Cinéaste polonais naturalisé français, Roman Polanski montre ici l’aliénation sociale qu’une étrangère peut ressentir, ainsi que les jeux de domination et l’intérêt personnel des personnes qui lui sont proches. Les hommes qui l’approchent sont des catalyseurs de sa peur, elle craint leur contact, refuse leurs avances et est écœurée par leurs baisers. Sa "répulsion" c'est celle des hommes qui créent l’image d’un monde menaçant et qui sont une menace pour son existence, vu de l’intérieur de son esprit déjà bien troublé.


Commence alors une description très graphique et détaillée de son esprit problématique qui s’aggrave lentement et qui l'emmène vers la folie. Visuellement (à l'écran) c'est fait d’une manière naturelle et simple et c’est peut-être ce qui le rend si obsédant. Un appartement dont les murs se fissurent puis volent en éclat, des tubercules de pomme de terre qui pourrissent, des meubles renversés, une baignoire qui déborde, un lapin mort qui empeste à l'entrée ... tous les éléments qui nous laisse penser que Carole perd peu à peu la raison.


La première partie du film est volontairement lente. Roman Polanski filme le quotidien de Carole, instant après instant, qui accumule les petites tensions. Et puis ça s'accélère dans la deuxième partie pour laisser place à un monde cauchemardesque. Nous regardons la réalité quotidienne se transformer en un enfer. Et le point de basculement entre les deux partie du film pour Carole, c'est sa sœur Hélène très protective. C'est son seul rempart contre la folie, mais pour Hélène c'est un fardeau. Carole l'étouffe et saborde sa vie amoureuse avec une constance implacable. L'amant de sa sœur Michael la surnomme ironiquement "Cendrillon", mais une cendrillon qui fuirait le prince charmant. Michael est d'ailleurs le seul qui prend conscience de son état mental déficient et qui lui conseille d'aller consulter un docteur.


Le point de basculement, j'y reviens, c'est donc le jour où Hélène part 12 jours en vacances à Venise visiter la tour de Pise, les digues de la schizophrénie s'effondrent alors. A partir de là commence un long effondrement intérieur, que représente (métaphoriquement) le délabrement de son appartement.
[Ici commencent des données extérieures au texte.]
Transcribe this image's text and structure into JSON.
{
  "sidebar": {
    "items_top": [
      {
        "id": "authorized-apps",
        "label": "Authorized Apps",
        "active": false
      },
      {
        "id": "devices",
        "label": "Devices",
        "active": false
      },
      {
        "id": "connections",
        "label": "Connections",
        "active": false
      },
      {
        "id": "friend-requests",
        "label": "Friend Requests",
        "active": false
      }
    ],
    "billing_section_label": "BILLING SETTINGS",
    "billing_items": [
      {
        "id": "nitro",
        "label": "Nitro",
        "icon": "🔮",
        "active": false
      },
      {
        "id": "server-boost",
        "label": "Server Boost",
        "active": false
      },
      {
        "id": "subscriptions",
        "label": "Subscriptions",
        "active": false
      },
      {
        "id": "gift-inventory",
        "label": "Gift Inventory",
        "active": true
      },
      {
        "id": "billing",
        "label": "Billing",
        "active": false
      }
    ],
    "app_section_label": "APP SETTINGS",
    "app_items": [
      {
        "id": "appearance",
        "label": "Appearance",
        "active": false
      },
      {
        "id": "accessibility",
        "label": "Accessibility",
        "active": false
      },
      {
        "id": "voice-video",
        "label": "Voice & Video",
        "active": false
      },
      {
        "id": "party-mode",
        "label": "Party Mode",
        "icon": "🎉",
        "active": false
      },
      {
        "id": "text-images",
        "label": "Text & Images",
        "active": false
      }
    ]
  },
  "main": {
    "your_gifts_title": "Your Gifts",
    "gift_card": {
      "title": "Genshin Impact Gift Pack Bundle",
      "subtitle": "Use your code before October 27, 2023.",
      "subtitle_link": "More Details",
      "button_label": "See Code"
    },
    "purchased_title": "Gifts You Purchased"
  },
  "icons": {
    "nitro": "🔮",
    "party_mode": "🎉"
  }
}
Carole passe alors du statut "étrange" à "psychopathe clinique". Roman Polanski ne craint pas d'user des ficelles un peu trop épaisses et utilise l'appartement comme un personnage qui s'écroule sur lui même. Carole est laissée là, pour s’y promener seule, la maison et les objets agissant comme des symboles pour représenter exactement ce qui se passe dans sa tête. L’espace se déforme et le temps se dilate pour montrer le déclin mental de Carole en parallèle.


La forme du film est simple voir simpliste, quasiment aucune musique, très peu de dialogues, une photo sombre à l'extrême et des plans de caméras désaxés. Le noir et blanc permet aux effets spéciaux de gagner en efficacité, comme par exemple les failles sur les murs qui visuellement en ressortent d'autant mieux. La violence n’est pas graphique, elle est symbolique et psychologique. Ici, la fille et l’appartement suffisent. L’utilisation du son, des décors, des angles de caméra et du cadrage jouent un grand rôle dans l'atmosphère du film, horrifique. Répulsion est un film exigeant sur la forme, tout en étant parfois un peu trop "rentre dedans" dans ses effets.


Catherine Deneuve, alors toute jeune, est fantastique ! Elle joue seule à l'écran et sans dialogue la plupart du temps, livrant l'une de ses meilleures "si ce n'est la meilleure" performance à ce jour. Son jeu est minimaliste diront certains, mais c'est dans l'intérêt du film. Elle n’est que le véhicule corporel de son état d’esprit mental. Son "sous-jeu" aide le spectateur à se concentrer sur ce qui se passe dans sa tête, on vit l’expérience avec elle.


Dans Répulsion, on retrouve les thématiques et l'ambiance horrifique que le cinéaste développera plus tard dans Rosemary's Baby et dans Le Locataire. C'est un film qui paraitra très lent dans son rythme pour les spectateurs d'aujourd'hui. C'est pourquoi je le recommanderai seulement à ceux qui veulent vivre un expérience hors du commun.